In this video, C.S. Chang from the Princeton Plasma Physics Laboratory describes how his team is using the GPU-powered Summit supercomputer to simulate and predict plasma behavior for the next fusion reactor.

A team led by C.S. Chang of PPPL is committed to delivering a more powerful tool for exploring the feasibility of sustainable fusion in a tokamak fusion reactor, the donut-shaped device being built by ITER. By using Summit, Chang’s team expects its highly scalable XGC code, a first-principles code that models the reactor and its magnetically confined plasma, could be simulated 10 times faster than current supercomputers allow. Such a speedup would give researchers an opportunity to model more complicated plasma edge phenomena, such as plasma turbulence and particle interactions with the reactor wall, at finer scales, leading to insights that could help ITER plan operations more effectively.

The PPPL code, called XGC, simulates behavior of the ions, electrons and neutral atoms in the transport barrier region— or “pedestal” — between the ultra-hot core of the plasma that fuels fusion reactions and the cooler and turbulent outer edge of the plasma. The pedestal must be high and wide enough to prevent damage to the divertor plate that exhausts heat in doughnut-shaped tokamaks that house the fusion reactions.

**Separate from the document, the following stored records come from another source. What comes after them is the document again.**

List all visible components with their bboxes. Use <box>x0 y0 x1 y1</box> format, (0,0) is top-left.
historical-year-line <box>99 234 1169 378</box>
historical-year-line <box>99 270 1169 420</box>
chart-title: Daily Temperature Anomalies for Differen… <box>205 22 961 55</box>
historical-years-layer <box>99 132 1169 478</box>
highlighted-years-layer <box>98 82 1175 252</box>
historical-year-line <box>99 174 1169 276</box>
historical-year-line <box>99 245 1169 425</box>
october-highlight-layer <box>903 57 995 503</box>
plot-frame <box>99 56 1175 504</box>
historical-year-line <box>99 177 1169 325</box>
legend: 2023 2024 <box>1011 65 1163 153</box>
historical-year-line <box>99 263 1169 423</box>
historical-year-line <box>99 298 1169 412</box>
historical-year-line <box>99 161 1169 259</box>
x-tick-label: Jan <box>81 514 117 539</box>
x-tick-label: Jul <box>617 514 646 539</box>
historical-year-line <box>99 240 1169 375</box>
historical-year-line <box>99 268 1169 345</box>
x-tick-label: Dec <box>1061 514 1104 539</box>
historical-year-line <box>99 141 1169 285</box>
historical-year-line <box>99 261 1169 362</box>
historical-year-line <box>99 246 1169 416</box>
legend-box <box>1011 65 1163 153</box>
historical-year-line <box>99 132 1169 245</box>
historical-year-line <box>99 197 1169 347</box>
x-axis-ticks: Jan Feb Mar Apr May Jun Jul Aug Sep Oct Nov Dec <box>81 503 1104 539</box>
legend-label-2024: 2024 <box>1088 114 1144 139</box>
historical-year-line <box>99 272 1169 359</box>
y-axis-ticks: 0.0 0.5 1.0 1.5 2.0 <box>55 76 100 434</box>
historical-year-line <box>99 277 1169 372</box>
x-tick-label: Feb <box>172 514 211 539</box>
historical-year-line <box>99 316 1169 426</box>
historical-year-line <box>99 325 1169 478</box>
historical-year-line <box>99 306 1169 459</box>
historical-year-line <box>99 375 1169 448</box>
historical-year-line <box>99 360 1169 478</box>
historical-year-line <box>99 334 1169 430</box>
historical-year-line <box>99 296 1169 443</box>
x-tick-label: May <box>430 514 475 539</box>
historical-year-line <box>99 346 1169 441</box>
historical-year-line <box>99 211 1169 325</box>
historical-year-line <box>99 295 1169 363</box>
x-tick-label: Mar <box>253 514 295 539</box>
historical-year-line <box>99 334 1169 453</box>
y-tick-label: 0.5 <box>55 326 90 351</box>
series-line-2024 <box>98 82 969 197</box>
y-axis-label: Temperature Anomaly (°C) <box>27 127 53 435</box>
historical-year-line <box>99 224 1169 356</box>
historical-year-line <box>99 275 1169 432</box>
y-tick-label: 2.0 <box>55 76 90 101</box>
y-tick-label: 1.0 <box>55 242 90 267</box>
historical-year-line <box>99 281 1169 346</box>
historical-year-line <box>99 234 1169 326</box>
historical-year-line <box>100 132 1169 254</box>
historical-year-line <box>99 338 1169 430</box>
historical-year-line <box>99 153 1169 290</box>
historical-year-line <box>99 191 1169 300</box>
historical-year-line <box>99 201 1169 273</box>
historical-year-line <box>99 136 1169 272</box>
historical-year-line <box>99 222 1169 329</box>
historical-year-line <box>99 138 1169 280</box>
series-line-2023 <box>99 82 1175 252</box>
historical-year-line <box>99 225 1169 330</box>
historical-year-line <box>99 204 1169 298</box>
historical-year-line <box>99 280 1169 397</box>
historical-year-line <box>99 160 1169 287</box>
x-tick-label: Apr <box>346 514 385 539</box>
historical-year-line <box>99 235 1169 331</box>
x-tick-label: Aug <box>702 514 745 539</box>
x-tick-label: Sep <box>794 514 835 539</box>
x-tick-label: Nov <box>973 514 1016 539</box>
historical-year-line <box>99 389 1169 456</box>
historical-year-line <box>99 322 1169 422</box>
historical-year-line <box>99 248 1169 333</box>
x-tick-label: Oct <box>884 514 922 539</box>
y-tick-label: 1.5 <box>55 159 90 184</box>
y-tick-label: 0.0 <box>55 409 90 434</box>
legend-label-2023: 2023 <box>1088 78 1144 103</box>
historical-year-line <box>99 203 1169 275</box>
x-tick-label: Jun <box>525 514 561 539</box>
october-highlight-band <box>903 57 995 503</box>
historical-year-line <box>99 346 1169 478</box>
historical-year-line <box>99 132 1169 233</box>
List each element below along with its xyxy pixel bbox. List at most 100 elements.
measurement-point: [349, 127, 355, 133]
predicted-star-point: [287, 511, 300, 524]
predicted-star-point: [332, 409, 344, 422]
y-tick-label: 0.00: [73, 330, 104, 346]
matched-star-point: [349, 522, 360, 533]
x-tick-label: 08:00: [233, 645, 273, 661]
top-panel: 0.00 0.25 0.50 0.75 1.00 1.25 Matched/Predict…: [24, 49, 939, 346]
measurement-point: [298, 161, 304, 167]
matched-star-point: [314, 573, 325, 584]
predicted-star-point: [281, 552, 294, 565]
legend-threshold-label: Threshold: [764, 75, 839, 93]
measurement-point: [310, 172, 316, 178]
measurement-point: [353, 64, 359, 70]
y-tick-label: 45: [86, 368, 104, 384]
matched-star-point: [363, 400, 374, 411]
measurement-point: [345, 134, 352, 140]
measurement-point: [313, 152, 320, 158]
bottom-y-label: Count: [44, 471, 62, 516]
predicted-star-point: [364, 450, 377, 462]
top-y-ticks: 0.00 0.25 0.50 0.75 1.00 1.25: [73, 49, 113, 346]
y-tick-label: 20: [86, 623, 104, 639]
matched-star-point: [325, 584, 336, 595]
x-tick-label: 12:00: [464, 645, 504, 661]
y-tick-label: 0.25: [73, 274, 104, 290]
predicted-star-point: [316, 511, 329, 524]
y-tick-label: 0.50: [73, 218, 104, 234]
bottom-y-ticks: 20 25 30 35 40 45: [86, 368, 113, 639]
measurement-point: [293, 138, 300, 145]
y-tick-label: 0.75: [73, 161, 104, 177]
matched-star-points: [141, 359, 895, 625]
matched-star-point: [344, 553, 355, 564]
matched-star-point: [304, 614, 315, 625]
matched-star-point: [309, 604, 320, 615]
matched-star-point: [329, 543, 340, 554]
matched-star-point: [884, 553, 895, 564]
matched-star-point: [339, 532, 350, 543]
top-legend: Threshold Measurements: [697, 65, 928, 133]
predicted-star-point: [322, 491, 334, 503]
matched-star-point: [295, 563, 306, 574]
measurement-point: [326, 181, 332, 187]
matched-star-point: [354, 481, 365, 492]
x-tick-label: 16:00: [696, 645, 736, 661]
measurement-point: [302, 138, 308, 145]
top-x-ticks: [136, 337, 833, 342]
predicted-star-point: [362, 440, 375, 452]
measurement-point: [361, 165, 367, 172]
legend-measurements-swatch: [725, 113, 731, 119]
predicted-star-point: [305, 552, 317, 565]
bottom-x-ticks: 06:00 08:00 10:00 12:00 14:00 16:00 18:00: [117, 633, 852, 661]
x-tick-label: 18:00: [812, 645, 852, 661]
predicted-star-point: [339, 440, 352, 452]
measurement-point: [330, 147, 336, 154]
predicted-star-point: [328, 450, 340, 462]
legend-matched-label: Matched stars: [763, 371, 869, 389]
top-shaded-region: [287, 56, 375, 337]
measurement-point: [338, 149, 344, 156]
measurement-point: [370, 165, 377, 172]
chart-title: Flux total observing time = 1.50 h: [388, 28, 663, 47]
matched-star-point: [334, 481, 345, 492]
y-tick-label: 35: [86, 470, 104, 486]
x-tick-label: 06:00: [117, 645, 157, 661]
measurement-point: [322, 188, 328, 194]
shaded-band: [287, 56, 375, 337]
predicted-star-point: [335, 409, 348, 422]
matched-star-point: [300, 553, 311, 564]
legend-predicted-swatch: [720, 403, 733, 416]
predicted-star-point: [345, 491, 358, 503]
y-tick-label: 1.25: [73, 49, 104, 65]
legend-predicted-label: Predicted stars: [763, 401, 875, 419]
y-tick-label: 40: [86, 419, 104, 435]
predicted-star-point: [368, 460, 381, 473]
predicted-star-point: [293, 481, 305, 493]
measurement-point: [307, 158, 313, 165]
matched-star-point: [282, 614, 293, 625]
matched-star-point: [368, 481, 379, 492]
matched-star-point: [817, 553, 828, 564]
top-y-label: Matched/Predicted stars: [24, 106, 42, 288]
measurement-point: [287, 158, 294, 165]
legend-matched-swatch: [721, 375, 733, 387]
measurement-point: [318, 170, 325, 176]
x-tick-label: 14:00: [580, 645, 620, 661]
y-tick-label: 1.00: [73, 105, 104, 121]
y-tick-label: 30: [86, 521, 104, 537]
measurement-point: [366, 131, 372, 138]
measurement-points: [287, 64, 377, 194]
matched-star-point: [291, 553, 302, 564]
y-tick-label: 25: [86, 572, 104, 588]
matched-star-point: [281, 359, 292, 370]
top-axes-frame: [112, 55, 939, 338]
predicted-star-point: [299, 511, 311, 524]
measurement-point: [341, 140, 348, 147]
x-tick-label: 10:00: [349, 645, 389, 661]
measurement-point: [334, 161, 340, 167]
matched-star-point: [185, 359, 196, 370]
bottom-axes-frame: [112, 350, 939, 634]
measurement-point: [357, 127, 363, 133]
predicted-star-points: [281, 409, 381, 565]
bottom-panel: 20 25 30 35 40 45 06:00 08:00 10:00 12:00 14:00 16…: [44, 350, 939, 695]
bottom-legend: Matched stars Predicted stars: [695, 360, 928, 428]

“How to create a high edge pedestal without damaging the divertor wall is the key question to be answered,” said Chang. “That is a prerequisite for achieving steady state fusion.”

PPPL physicists working on development of XGC code for simulating the behavior of transport barrier particles. From left: Robert Hager, Seung-Ho Ku, team leader C.S. Chang, Stephane Ethier.

PPPL, on Princeton University’s Forrestal Campus in Plainsboro, N.J., is devoted to creating new knowledge about the physics of plasmas — ultra-hot, charged gases — and to developing practical solutions for the creation of fusion energy. The Laboratory is managed by the University for the U.S. Department of Energy’s Office of Science, which is the largest single supporter of basic research in the physical sciences in the United States, and is working to address some of the most pressing challenges of our time.